Excuse me, sir. Bobby Bonilla is not a prick. His balky hamstring will always have a place in my heart for failing at just the right time to be Wally Pip'd by Albert Pujols.

"PAST A DIVING JETER HALL!"

The return of this photo is most welcome.

In fairness, even during his rookie year, the veterans on the Rockies said Tulo was the leader of the team. In 2008 his numbers were down cause he was playing really hurt, and went into 2009 still hurting before being fully healed...but let's not let that tidbit of info stop the writer for trying to get a good sarcastic 'every other year’ comment in. If the following comment from the article is true: ‘But isn't it amazing how these mythical leadership qualities seem to grow and improve when surrounded by increasingly talent players? That must be the mark of real leadership: get players much better than you to perform to the true talent level.’…I ask, who on the Rockies is BETTER than Tulo. The answer, at present is a whopping NO ONE.

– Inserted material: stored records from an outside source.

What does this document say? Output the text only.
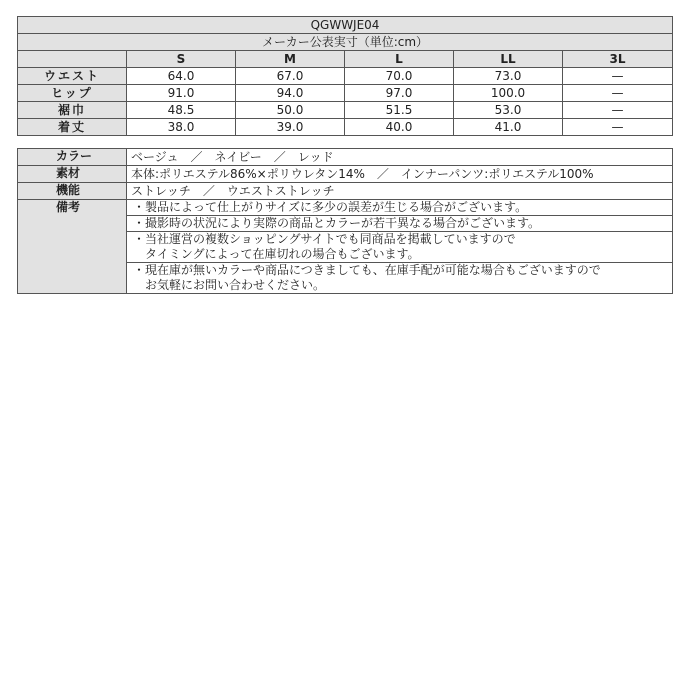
QGWWJE04					
メーカー公表実寸（単位:cm）					
	S	M	L	LL	3L
ウエスト	64.0	67.0	70.0	73.0	—
ヒップ	91.0	94.0	97.0	100.0	—
裾巾	48.5	50.0	51.5	53.0	—
着丈	38.0	39.0	40.0	41.0	—
カラー	ベージュ　／　ネイビー　／　レッド
素材	本体:ポリエステル86%×ポリウレタン14%　／　インナーパンツ:ポリエステル100%
機能	ストレッチ　／　ウエストストレッチ
備考	・製品によって仕上がりサイズに多少の誤差が生じる場合がございます。

	・撮影時の状況により実際の商品とカラーが若干異なる場合がございます。

	・当社運営の複数ショッピングサイトでも同商品を掲載していますので
　タイミングによって在庫切れの場合もございます。

	・現在庫が無いカラーや商品につきましても、在庫手配が可能な場合もございますので
　お気軽にお問い合わせください。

In fairness, even during his rookie year, the veterans on the Rockies said Tulo was the leader of the team. In 2008 his numbers were down cause he was playing really hurt, and went into 2009 still hurting before being fully healed...but let's not let that tidbit of info stop the writer for trying to get a good sarcastic 'every other year’ comment in. If the following comment from the article is true: ‘But isn't it amazing how these mythical leadership qualities seem to grow and improve when surrounded by increasingly talent players? That must be the mark of real leadership: get players much better than you to perform to the true talent level.’…I ask, who on the Rockies is BETTER than Tulo. The answer, at present is a whopping NO ONE.